Appel aux dons pour créer une collection

Pour enrichir leurs collections, certains musées lancent même des "appels aux dons" auprès des particuliers. C'est le cas du musée de Souvigny, dans l'Allier, qui a souhaité créer une exposition permanente sur l'histoire de sa Verrerie royale. Celle-ci a existé de 1755 à 1979 et reste méconnue. La municipalité détenait quelques bouchons ou des outils... Pas de quoi constituer une exposition complète.

En quelques semaines, plusieurs anciens de la manufacture se sont manifestés. Ils se sont passé le mot entre eux, ils tiennent à ce que ce patrimoine industriel soit sauvegardé. Nous avons aussi reçu des dons de descendants de verriers qui n'étaient pas intéressés pour garder les pièces chez eux.

Lucile Feracci

Adjointe au patrimoine au musée de Souvigny


Le musée a mis la main sur plus de 130 pièces. Une large représentation de tout ce qu’était capable de produire la verrerie à l’époque : des verres utilisés à bord du Concorde, des créations personnelles que fabriquaient les verriers à la fin de leur journée de travail appelées “bousilleries”...  “On peut dire que ce premier appel aux dons est un succès. Plus on remonte dans le temps et plus il est difficile de trouver des pièces. On a senti un réel engouement de la population pour que cette histoire soit conservée”, raconte Lucile Feracci, en charge de la collecte. 

Chaque don est minutieusement inventorié. Des anciens catalogues de la verrerie permettent de les identifier lorsque les propriétaires ne détiennent pas d’informations précises. Les yeux experts d’anciens verriers ne sont non plus jamais très loin pour authentifier les pièces. Elles seront exposées de façon permanente au musée de Souvigny, courant 2025. La structure accolée au prieuré Clunisien réalise 10 000 entrées par an. Elle est animée par une petite équipe de quatre personnes. Le budget d’acquisitions est “très limité” pour cette commune de 1 900 habitants. 

Des chefs-d’œuvre locaux 

Le renouvellement des collections est un facteur d’attractivité et un moyen de fidéliser le public. Les locaux sont très attachés à voir revenir dans leur ville d’origine certains chefs-d’œuvre comme le tableau "Vue du puy de Dôme, prise dans le cimetière de Royat", peint par Jacques-Auguste Régnier. Il a été acquis par l'Association des Amis des Musées (AMA) de Clermont Auvergne Métropole pour le musée d'Art Roger-Quilliot. Dans la première moitié du XIXe siècle, de nombreux peintres ont peint les paysages pittoresques de la région. “Notre trésorier est allé le chercher à l'hôtel des ventes Drouot à Paris. C’était en fin d’année 2022, la métropole n’avait plus de budget pour l'acquérir et nous, il nous en restait”, détaille Michel Ganne, le président de cette association. 

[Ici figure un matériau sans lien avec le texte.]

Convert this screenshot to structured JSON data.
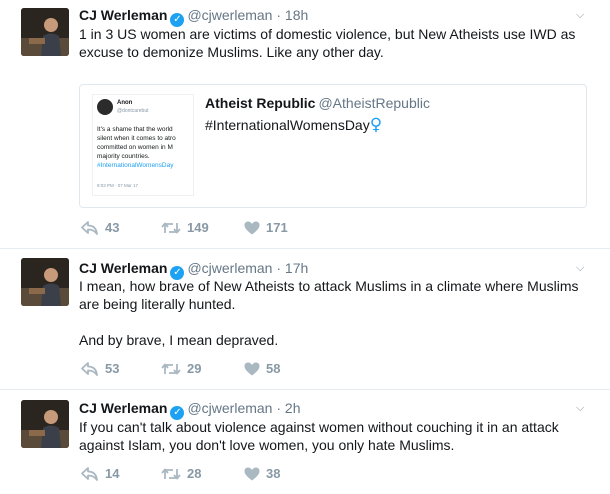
{
  "tweets": [
    {
      "name": "CJ Werleman",
      "handle": "@cjwerleman",
      "sep": "·",
      "time": "18h",
      "text": "1 in 3 US women are victims of domestic violence, but New Atheists use IWD as excuse to demonize Muslims. Like any other day.",
      "replies": "43",
      "retweets": "149",
      "likes": "171",
      "quote": {
        "name": "Atheist Republic",
        "handle": "@AtheistRepublic",
        "text": "#InternationalWomensDay",
        "emoji": "♀",
        "image": {
          "author": "Anon",
          "author_handle": "@dontcarebut",
          "lines": [
            "It's a shame that the world",
            "silent when it comes to atro",
            "committed on women in M",
            "majority countries."
          ],
          "hashtag": "#InternationalWomensDay",
          "time": "9:03 PM · 07 Mar 17"
        }
      }
    },
    {
      "name": "CJ Werleman",
      "handle": "@cjwerleman",
      "sep": "·",
      "time": "17h",
      "text": "I mean, how brave of New Atheists to attack Muslims in a climate where Muslims are being literally hunted.",
      "text2": "And by brave, I mean depraved.",
      "replies": "53",
      "retweets": "29",
      "likes": "58"
    },
    {
      "name": "CJ Werleman",
      "handle": "@cjwerleman",
      "sep": "·",
      "time": "2h",
      "text": "If you can't talk about violence against women without couching it in an attack against Islam, you don't love women, you only hate Muslims.",
      "replies": "14",
      "retweets": "28",
      "likes": "38"
    }
  ],
  "icons": {
    "verified": "verified-badge-icon",
    "menu": "chevron-down-icon",
    "reply": "reply-icon",
    "retweet": "retweet-icon",
    "like": "heart-icon"
  },
  "colors": {
    "accent": "#1da1f2",
    "muted": "#8899a6",
    "divider": "#e6ecf0"
  }
}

Créée en 1991, l'association a pour objet principal la promotion de l'art et la culture pour les enfants et adultes. Cela passe notamment par l'acquisition d'œuvres pour les collections des six musées métropolitains. Elle suit de près les ventes aux enchères en France et à l'étranger pour repérer les plus belles pièces. Les transactions sont financées par les dons de ses plus de 700 adhérents, uniquement des particuliers originaires d’Auvergne et d’autres régions.

On peut faire un don au Louvre, très bien, mais en province les musées ont aussi besoin de nous pour enrichir le patrimoine local.

Michel Ganne

Président des Amis des musées de Clermont Auvergne Métropole

Les dons sont déductibles des impôts à hauteur de 66%. Par exemple, un versement de 50 euros revient à donner 17 euros de sa poche. “Pour les donateurs, c’est une fierté de pouvoir participer à ces acquisitions. Ils se sentent utiles à la société et pensent aux générations futures qui vont pouvoir profiter de cette richesse culturelle”, s'enthousiasme Michel Ganne.